= Teleprocessing monitor =

A teleprocessing monitor (also, Transaction Processing Monitor or TP Monitor) is a control program that monitors the transfer of data between multiple local and remote terminals to ensure that the transaction processes completely or, if an error occurs, to take appropriate actions.

The term is frequently used in mainframe-based wide area networks, where TP monitors manage the transfer of data between several clients making requests to a server. TP monitors will control and manage the data smoothly to available servers by detecting hardware failures and switching to another node.

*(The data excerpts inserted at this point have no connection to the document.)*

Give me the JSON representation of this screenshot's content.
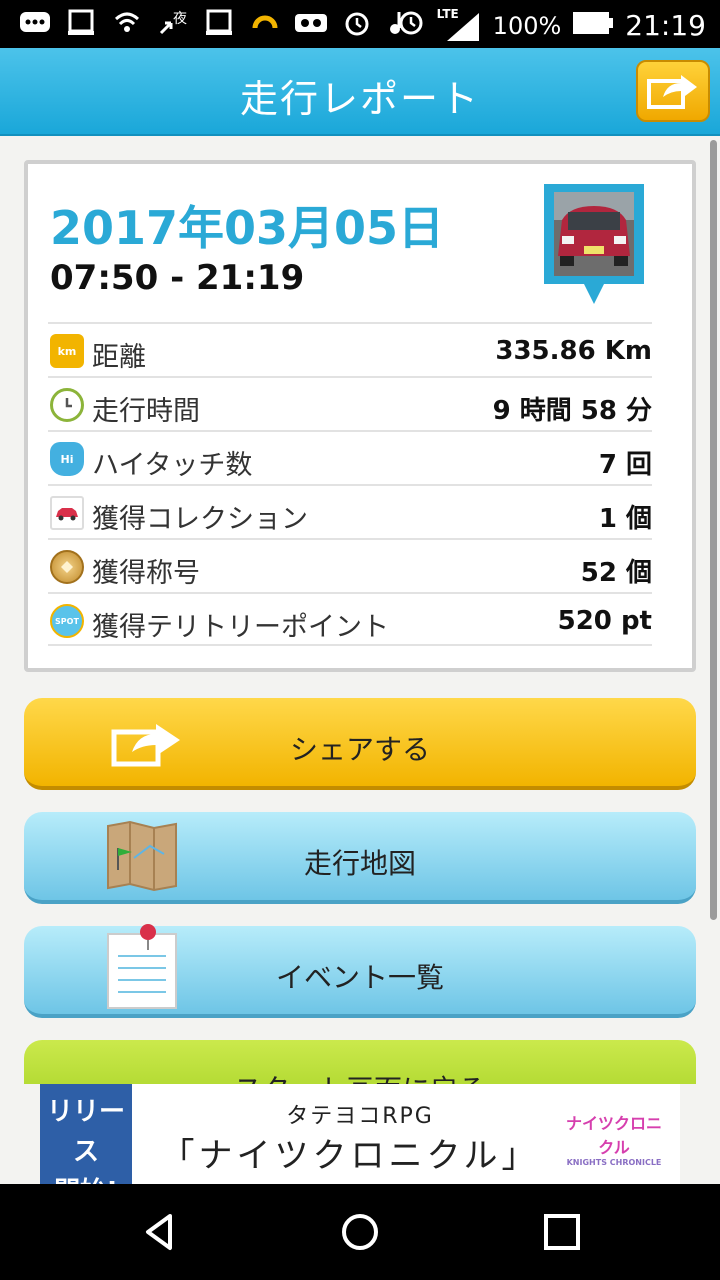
{
  "status_bar": {
    "battery_percent": "100%",
    "clock": "21:19",
    "network": "LTE",
    "icons": [
      "message-icon",
      "news-icon",
      "wifi-calling-icon",
      "night-mode-icon",
      "news-icon",
      "headset-icon",
      "vr-icon",
      "alarm-icon",
      "music-icon",
      "alarm-icon",
      "signal-icon",
      "battery-icon"
    ]
  },
  "app_bar": {
    "title": "走行レポート",
    "share_icon": "share-icon"
  },
  "report": {
    "date": "2017年03月05日",
    "time_range": "07:50 - 21:19",
    "rows": [
      {
        "icon": "km-icon",
        "icon_text": "km",
        "label": "距離",
        "value": "335.86 Km"
      },
      {
        "icon": "clock-icon",
        "icon_text": "",
        "label": "走行時間",
        "value": "9 時間 58 分"
      },
      {
        "icon": "hand-icon",
        "icon_text": "Hi",
        "label": "ハイタッチ数",
        "value": "7 回"
      },
      {
        "icon": "car-icon",
        "icon_text": "",
        "label": "獲得コレクション",
        "value": "1 個"
      },
      {
        "icon": "medal-icon",
        "icon_text": "",
        "label": "獲得称号",
        "value": "52 個"
      },
      {
        "icon": "spot-icon",
        "icon_text": "SPOT",
        "label": "獲得テリトリーポイント",
        "value": "520 pt"
      }
    ]
  },
  "buttons": {
    "share": "シェアする",
    "map": "走行地図",
    "events": "イベント一覧",
    "start": "スタート画面に戻る"
  },
  "ad": {
    "badge_line1": "リリース",
    "badge_line2": "開始!",
    "subtitle": "タテヨコRPG",
    "title": "「ナイツクロニクル」",
    "logo": "ナイツクロニクル",
    "logo_sub": "KNIGHTS CHRONICLE"
  },
  "colors": {
    "accent_blue": "#2aa9d6",
    "appbar_blue": "#1aa7d9",
    "share_yellow": "#f2b400",
    "light_blue_button": "#6ec5e6",
    "green_button": "#9fce1e"
  }
}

Teleprocessing monitors were originally developed to allow several clients to connect to one server. However, they developed to what are now known as transaction processing monitors (TPMs). A TPM breaks down applications or code into transactions and ensures that all databases are updated in a single transaction. This is useful for airline reservations, car rentals, hotel accommodations, ATM transactions or other high volume transaction locations. TP monitors ensure that transactions are not lost or destroyed. Sometimes they are referred to as middleware, because the client sends the data for query or processing to the server database and then it is sent back to the user terminal. This can be accomplished remotely and by multiple users simultaneously. TP monitors are easily scalable allowing for increase in users and data processed.

Examples include the CICS (Customer Information Control System) for IBM mainframes introduced in July 1969, which can process thousands of transactions per second; IBM Information Management System (IMS, more specifically its IMS TM, also known as IMS DC, component); ACMS (Application Control Management System) for OpenVMS; UNIVAC TIP; Transarc Encina and Oracle Tuxedo are major TP monitors in the Unix client/server environment.